If I were God-Emperor of NASA,there would be four cornerstones to my crewed space flight plan.

1. Get up. This is getting cheaply and effectively to orbit. I think that Starship will have this down pat. We will see. There is no reason that other players like Neutron can't also get in on the fun. SSTO would be fun if you can pull it off, but a well-planned TSTO should be the norm. Aim for an airline-style operations model. Fly often, standardise, reduce costs and improve safety. Getting up and down to a point in space like the orbit of a space station or a lagrange station should be all this vehicle does. It does it well, cheaply and reliably. It is not a deep-space cruiser. That is a different job that requires a different vehicle.
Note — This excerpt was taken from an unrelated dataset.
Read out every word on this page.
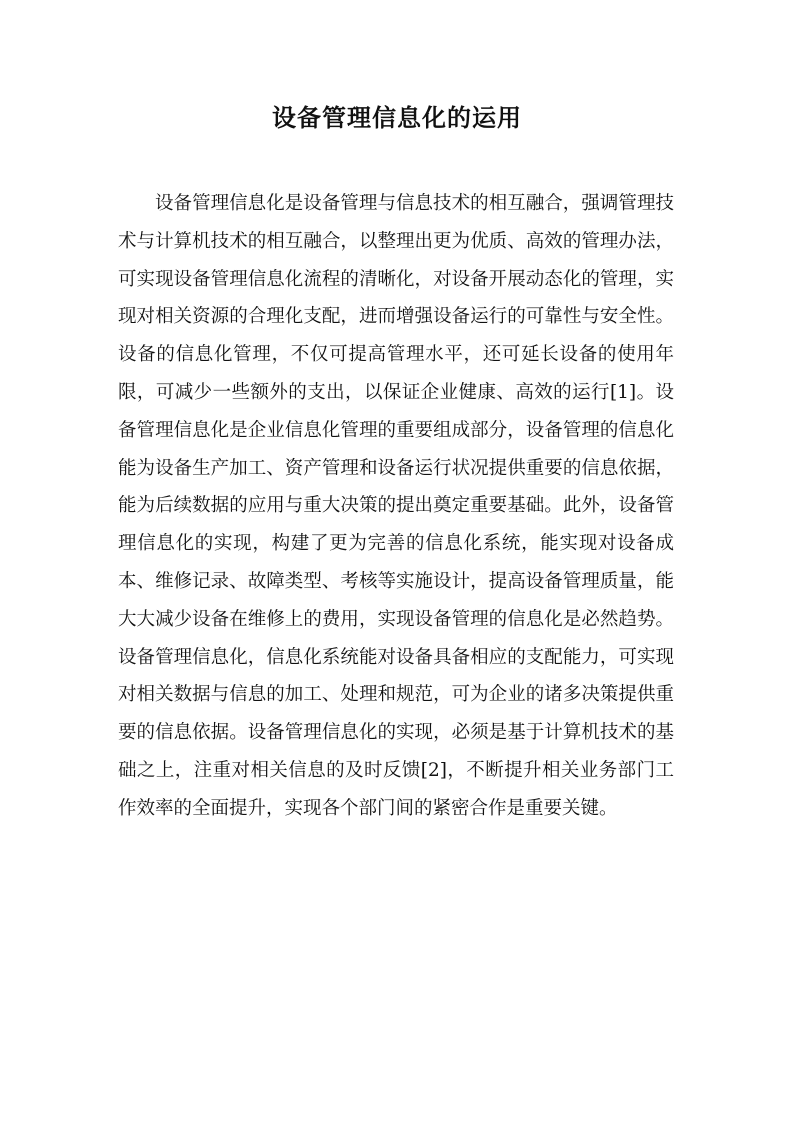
设备管理信息化的运用

设备管理信息化是设备管理与信息技术的相互融合，强调管理技术与计算机技术的相互融合，以整理出更为优质、高效的管理办法，可实现设备管理信息化流程的清晰化，对设备开展动态化的管理，实现对相关资源的合理化支配，进而增强设备运行的可靠性与安全性。设备的信息化管理，不仅可提高管理水平，还可延长设备的使用年限，可减少一些额外的支出，以保证企业健康、高效的运行[1]。设备管理信息化是企业信息化管理的重要组成部分，设备管理的信息化能为设备生产加工、资产管理和设备运行状况提供重要的信息依据，能为后续数据的应用与重大决策的提出奠定重要基础。此外，设备管理信息化的实现，构建了更为完善的信息化系统，能实现对设备成本、维修记录、故障类型、考核等实施设计，提高设备管理质量，能大大减少设备在维修上的费用，实现设备管理的信息化是必然趋势。设备管理信息化，信息化系统能对设备具备相应的支配能力，可实现对相关数据与信息的加工、处理和规范，可为企业的诸多决策提供重要的信息依据。设备管理信息化的实现，必须是基于计算机技术的基础之上，注重对相关信息的及时反馈[2]，不断提升相关业务部门工作效率的全面提升，实现各个部门间的紧密合作是重要关键。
2. Stay up. Following the procurement policy of the orbital transport vehicle, develop a means of living in space. Not just for a few months at a time. How can humans actually live for long periods in space? Hab modules that people could call a home in space. Do we need a rotating habitat for gravity? How do we mass produce those cheaply and safely? How do we power these modules both at Earth and elsewhere in the solar system? That is going to include heavy-duty power sources. We are going to need a way of keeping people alive in space for long periods of time that doesn’t just involve putting them into a tuna can and sending them home when their eyesight/muscles start to atrophy. That might involve creating some kind of large rotating space station or even, eventually, a small-scale O’Neill colony.

Maybe pioneer a low gravity hospital in space treating heart patients. That would help with developing medical and life-support systems as well as keeping vulnerable patients alive.
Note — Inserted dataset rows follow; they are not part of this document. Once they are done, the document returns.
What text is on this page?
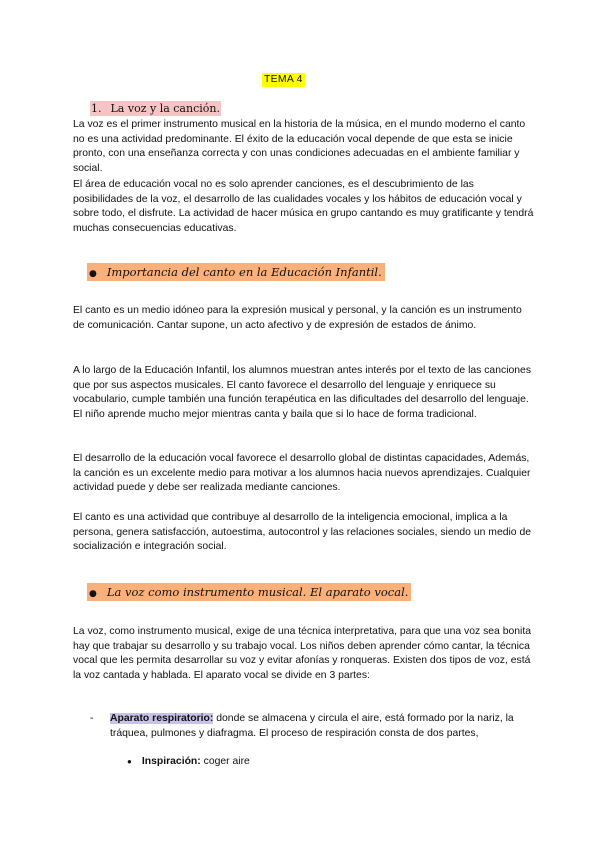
TEMA 4
1. La voz y la canción.

La voz es el primer instrumento musical en la historia de la música, en el mundo moderno el canto no es una actividad predominante. El éxito de la educación vocal depende de que esta se inicie pronto, con una enseñanza correcta y con unas condiciones adecuadas en el ambiente familiar y social.

El área de educación vocal no es solo aprender canciones, es el descubrimiento de las posibilidades de la voz, el desarrollo de las cualidades vocales y los hábitos de educación vocal y sobre todo, el disfrute. La actividad de hacer música en grupo cantando es muy gratificante y tendrá muchas consecuencias educativas.

● Importancia del canto en la Educación Infantil.

El canto es un medio idóneo para la expresión musical y personal, y la canción es un instrumento de comunicación. Cantar supone, un acto afectivo y de expresión de estados de ánimo.

A lo largo de la Educación Infantil, los alumnos muestran antes interés por el texto de las canciones que por sus aspectos musicales. El canto favorece el desarrollo del lenguaje y enriquece su vocabulario, cumple también una función terapéutica en las dificultades del desarrollo del lenguaje. El niño aprende mucho mejor mientras canta y baila que si lo hace de forma tradicional.

El desarrollo de la educación vocal favorece el desarrollo global de distintas capacidades, Además, la canción es un excelente medio para motivar a los alumnos hacia nuevos aprendizajes. Cualquier actividad puede y debe ser realizada mediante canciones.

El canto es una actividad que contribuye al desarrollo de la inteligencia emocional, implica a la persona, genera satisfacción, autoestima, autocontrol y las relaciones sociales, siendo un medio de socialización e integración social.

● La voz como instrumento musical. El aparato vocal.

La voz, como instrumento musical, exige de una técnica interpretativa, para que una voz sea bonita hay que trabajar su desarrollo y su trabajo vocal. Los niños deben aprender cómo cantar, la técnica vocal que les permita desarrollar su voz y evitar afonías y ronqueras. Existen dos tipos de voz, está la voz cantada y hablada. El aparato vocal se divide en 3 partes:

- Aparato respiratorio: donde se almacena y circula el aire, está formado por la nariz, la tráquea, pulmones y diafragma. El proceso de respiración consta de dos partes,
● Inspiración: coger aire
A side-effect of all this activity will be teaching us to manufacture large structures in space, which is going to benefit everything else.

3. Go forth. I would have a two or even three track program to develop a way of getting out of Earth orbit and travelling to other planets quickly. Track one would be more conventional. Ion/plasma propulsion and nuclear thermal. Track two would involve high-speed travel using more exotic methods such as fusion, lithium salt rockets or fission fragment afterburner propulsion. Take these out of the lab and develop them to a man-rated systems, then use them. Possibly create a vehicle we can call ‘The Sled’ which would be akin to the Jupiter Icy Moons Orbiter. It would be a testbed for different power and propulsion systems. One of it’s test objectives would be to cart power-hungry and sophisticated robot probes to various destinations in the outer solar system and return to Earth after dropping them off. The bigger and more power-hungry the payload the better. We eventually want to hook a hab and a lander to this thing and take a crew out to Jupiter or Neptune.

4. Get down. Possibly using a lot of the tech from from the ‘Get Up’ program. Develop a landing vehicle for both crew and cargo that can be stored in space for a few months then can descend and land on nearly any body in the solar system. It should be as destination-agnostic as possible. Titan, Mars and Venus are going to be special cases, but anywhere else should be fair game.

The end game to all of this is to have people working and living in space properly, not just in a collection of tin cans. We can travel anywhere in the solar system in a reasonable amount of time. We can be pretty sure that after a half-year space journey, that the crew will still be alive though they haven’t been resupplied from Earth. We can descend to and ascend from most bodies in the solar system that are Earth-sized or smaller. Once we have achieved all this, we can truly call ourselves an interplanetary species. We’ve spread to several bodies in the solar system in case anything happens to the Mother planet. We may even have discovered that Earth isn’t the only abode of life in the solar system. I would say that all that would be worth 1% over a quarter century at least!